Chloe Grace Moretz gets in touch with her powers in the new ‘Carrie’ trailer

When I first heard about the casting for Kimberly Pierce’s “Carrie,” I thought she was making a mistake.

Don’t get me wrong. I think Chloe Grace Moretz is very talented. The problem seemed to me to be that Moretz is someone who projects a self-confidence and a natural strength that makes her a tough fit for Carrie White, who is so insecure she’s practically transparent. In the movie “Let Me In,” it is young Kodi Smit-McPhee who plays the weak one, and Moretz is the stronger friend who teaches him how to take some control over his life. As Hit Girl, Moretz is a deadly little whirling dervish, afraid of nothing.

When I was on the set of “Kick-Ass 2” in November of last year, Moretz had just come off of this experience, and she was still mulling over the experience. She is almost always accompanied by her brother Trevor, her acting coach, and her mother, and the two of them talked candidly with me about how hard a project “Carrie” turned out to be and what an emotional experience it was. They seemed to feel that it was a very difficult thing to get right, and that Kimberly Pierce had, at the very least, a clear idea of why she wanted to tell the story again and how that story might be relevant to kids dealing with a modern type of bullying.

In the end, “Carrie” is a power fantasy.
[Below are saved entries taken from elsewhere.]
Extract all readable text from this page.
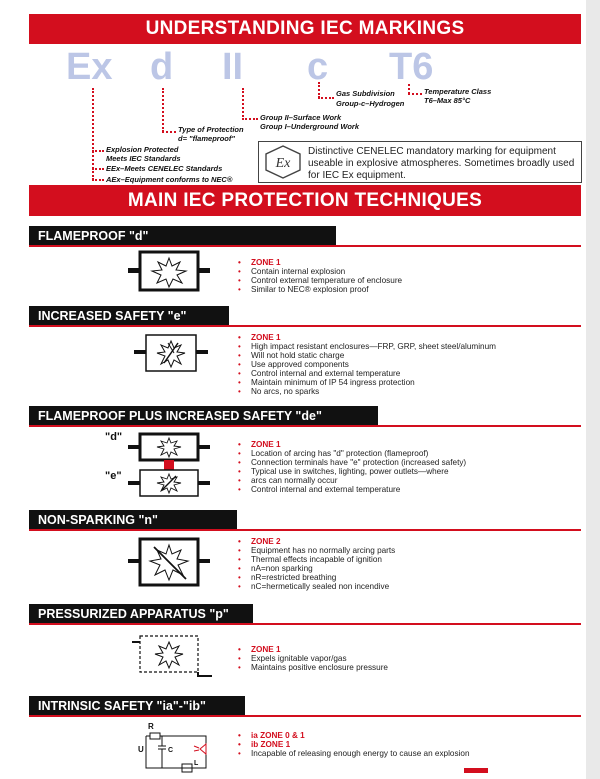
UNDERSTANDING IEC MARKINGS
Ex d II c T6
Explosion Protected
Meets IEC Standards
EEx–Meets CENELEC Standards
AEx–Equipment conforms to NEC®
Type of Protection
d= "flameproof"
Group II–Surface Work
Group I–Underground Work
Gas Subdivision
Group-c–Hydrogen
Temperature Class
T6–Max 85°C
Ex
Distinctive CENELEC mandatory marking for equipment useable in explosive atmospheres. Sometimes broadly used for IEC Ex equipment.
MAIN IEC PROTECTION TECHNIQUES
FLAMEPROOF "d"
• ZONE 1
• Contain internal explosion
• Control external temperature of enclosure
• Similar to NEC® explosion proof
INCREASED SAFETY "e"
• ZONE 1
• High impact resistant enclosures—FRP, GRP, sheet steel/aluminum
• Will not hold static charge
• Use approved components
• Control internal and external temperature
• Maintain minimum of IP 54 ingress protection
• No arcs, no sparks
FLAMEPROOF PLUS INCREASED SAFETY "de"
"d"
"e"
• ZONE 1
• Location of arcing has "d" protection (flameproof)
• Connection terminals have "e" protection (increased safety)
• Typical use in switches, lighting, power outlets—where
• arcs can normally occur
• Control internal and external temperature
NON-SPARKING "n"
• ZONE 2
• Equipment has no normally arcing parts
• Thermal effects incapable of ignition
• nA=non sparking
• nR=restricted breathing
• nC=hermetically sealed non incendive
PRESSURIZED APPARATUS "p"
• ZONE 1
• Expels ignitable vapor/gas
• Maintains positive enclosure pressure
INTRINSIC SAFETY "ia"-"ib"
R
U	C
L
• ia ZONE 0 & 1
• ib ZONE 1
• Incapable of releasing enough energy to cause an explosion
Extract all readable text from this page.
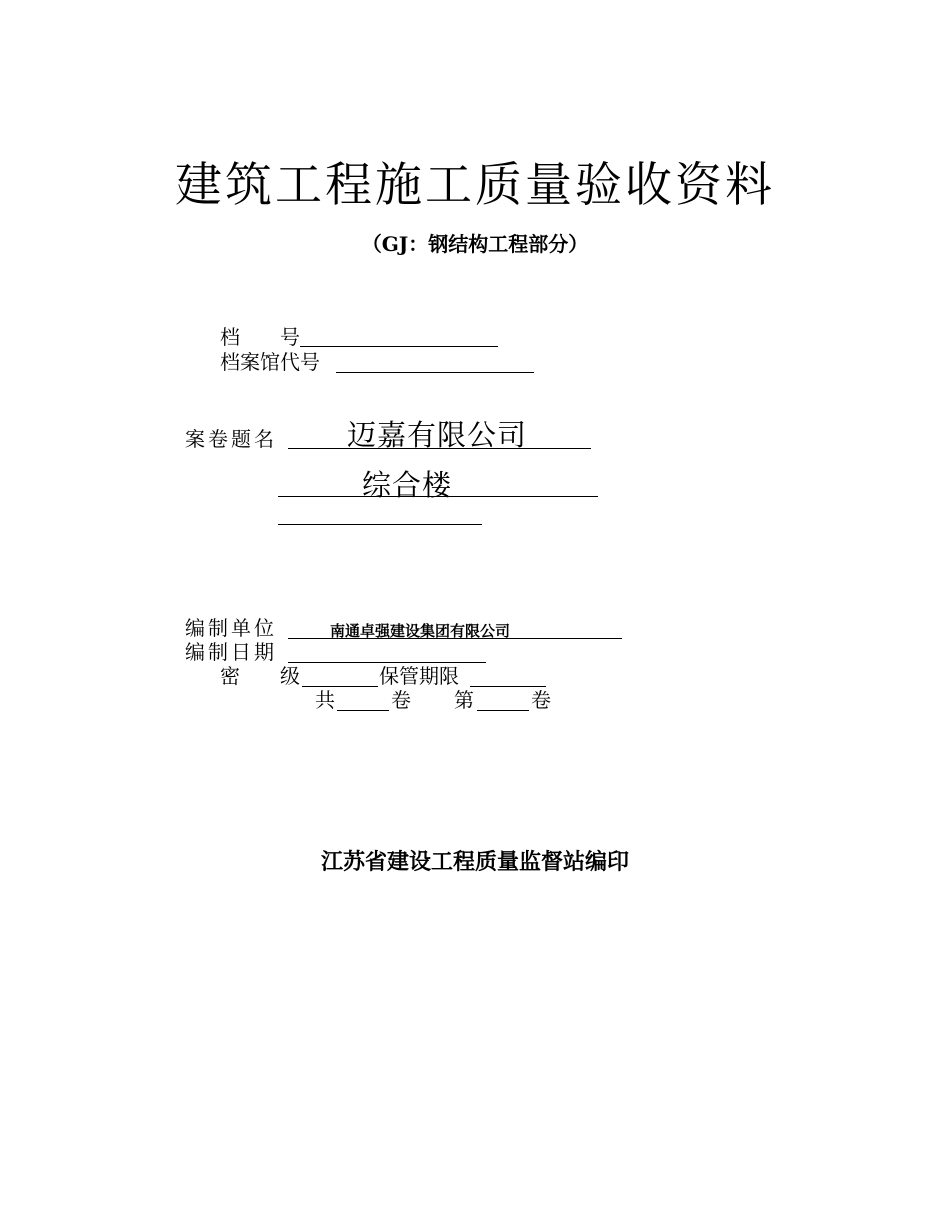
建筑工程施工质量验收资料
（GJ：钢结构工程部分）
档　　号
档案馆代号
案卷题名 迈嘉有限公司
综合楼
编制单位	南通卓强建设集团有限公司
编制日期
密　　级	保管期限
共	卷 第	卷
江苏省建设工程质量监督站编印
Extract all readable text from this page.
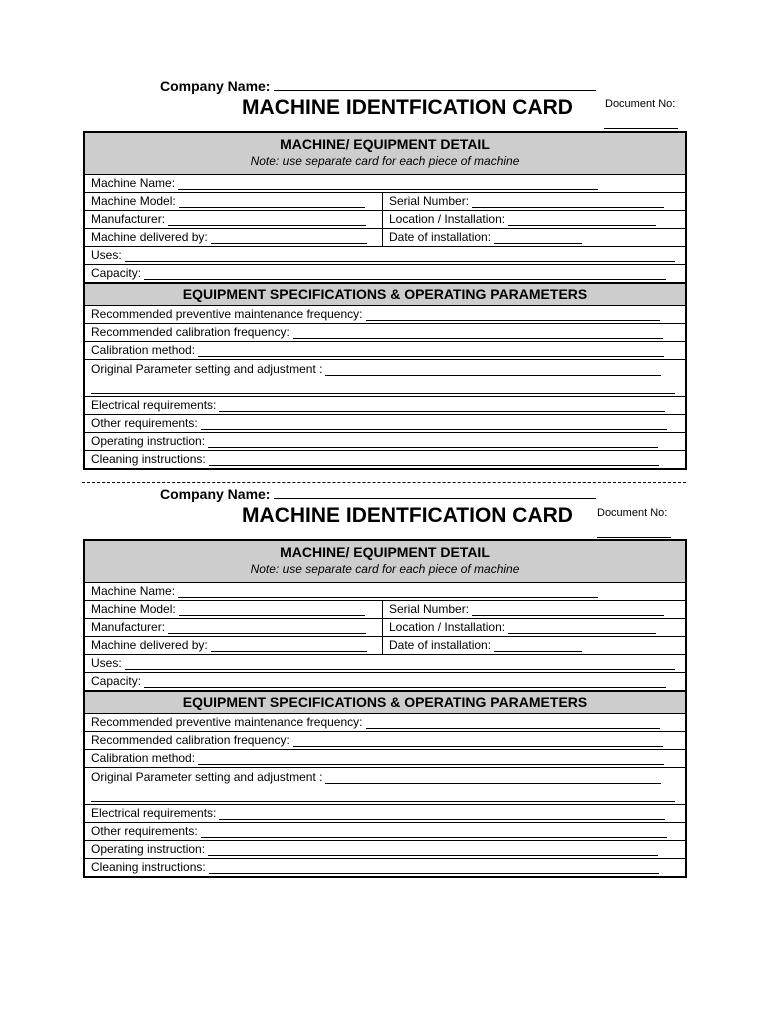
Company Name:
MACHINE IDENTFICATION CARD	Document No:
MACHINE/ EQUIPMENT DETAIL
Note: use separate card for each piece of machine
Machine Name:
Machine Model:	Serial Number:
Manufacturer:	Location / Installation:
Machine delivered by:	Date of installation:
Uses:
Capacity:
EQUIPMENT SPECIFICATIONS & OPERATING PARAMETERS
Recommended preventive maintenance frequency:
Recommended calibration frequency:
Calibration method:
Original Parameter setting and adjustment :
Electrical requirements:
Other requirements:
Operating instruction:
Cleaning instructions:
Company Name:
MACHINE IDENTFICATION CARD	Document No:
MACHINE/ EQUIPMENT DETAIL
Note: use separate card for each piece of machine
Machine Name:
Machine Model:	Serial Number:
Manufacturer:	Location / Installation:
Machine delivered by:	Date of installation:
Uses:
Capacity:
EQUIPMENT SPECIFICATIONS & OPERATING PARAMETERS
Recommended preventive maintenance frequency:
Recommended calibration frequency:
Calibration method:
Original Parameter setting and adjustment :
Electrical requirements:
Other requirements:
Operating instruction:
Cleaning instructions:
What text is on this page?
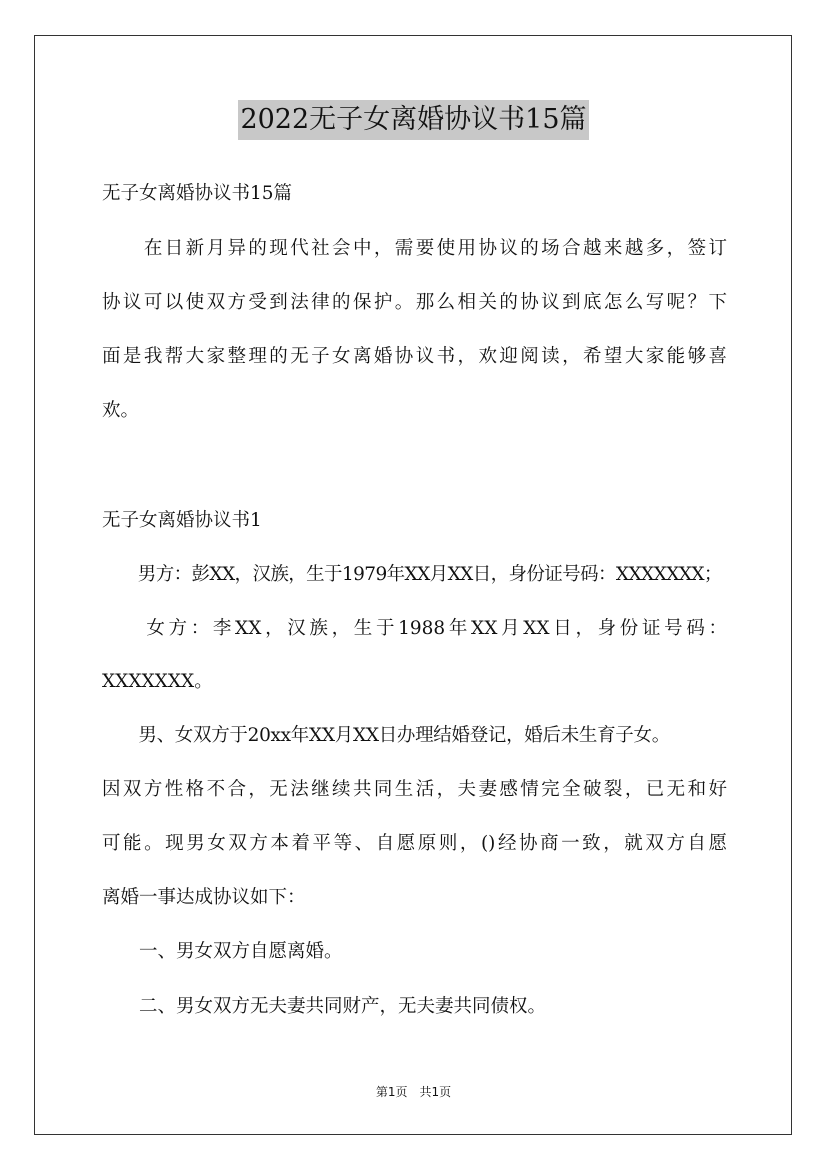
2022无子女离婚协议书15篇
无子女离婚协议书15篇
　　在日新月异的现代社会中，需要使用协议的场合越来越多，签订
协议可以使双方受到法律的保护。那么相关的协议到底怎么写呢？下
面是我帮大家整理的无子女离婚协议书，欢迎阅读，希望大家能够喜
欢。
无子女离婚协议书1
　　男方：彭XX，汉族，生于1979年XX月XX日，身份证号码：XXXXXXX；
　　女方：李XX，汉族，生于1988年XX月XX日，身份证号码：
XXXXXXX。
　　男、女双方于20xx年XX月XX日办理结婚登记，婚后未生育子女。
因双方性格不合，无法继续共同生活，夫妻感情完全破裂，已无和好
可能。现男女双方本着平等、自愿原则，()经协商一致，就双方自愿
离婚一事达成协议如下：
　　一、男女双方自愿离婚。
　　二、男女双方无夫妻共同财产，无夫妻共同债权。
第1页　共1页
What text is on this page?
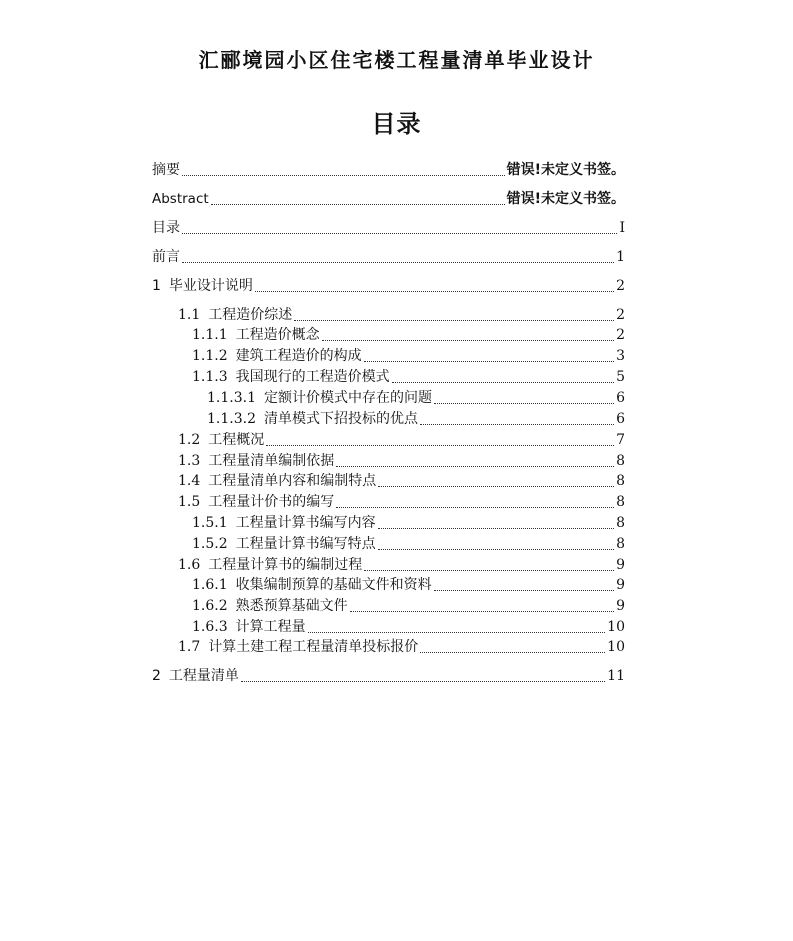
汇郦境园小区住宅楼工程量清单毕业设计
目录
摘要	错误!未定义书签。
Abstract	错误!未定义书签。
目录	I
前言	1
1 毕业设计说明	2
1.1 工程造价综述	2
1.1.1 工程造价概念	2
1.1.2 建筑工程造价的构成	3
1.1.3 我国现行的工程造价模式	5
1.1.3.1 定额计价模式中存在的问题	6
1.1.3.2 清单模式下招投标的优点	6
1.2 工程概况	7
1.3 工程量清单编制依据	8
1.4 工程量清单内容和编制特点	8
1.5 工程量计价书的编写	8
1.5.1 工程量计算书编写内容	8
1.5.2 工程量计算书编写特点	8
1.6 工程量计算书的编制过程	9
1.6.1 收集编制预算的基础文件和资料	9
1.6.2 熟悉预算基础文件	9
1.6.3 计算工程量	10
1.7 计算土建工程工程量清单投标报价	10
2 工程量清单	11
It’s a story about someone who is ignored and mistreated until they can no longer hold in the anger and the pain, and considering what’s happened in our schools in the 40 or so years since the first film came out, these are definitely ideas that are still worth discussing. It is horrible and sad and inexcusable every time someone lashes out and uses violence to settle scores, but we can’t pretend that we don’t understand some of what it is that these marginalized and broken souls are lashing out over. And maybe seeing Moretz broken is exactly what we need to see if we’re going to believe the strength she finds in herself and the anger that consumes not only her, but everyone around her as well.

I am curious. A trailer can do no more than that.

 
“Carrie” arrives in theaters October 2013.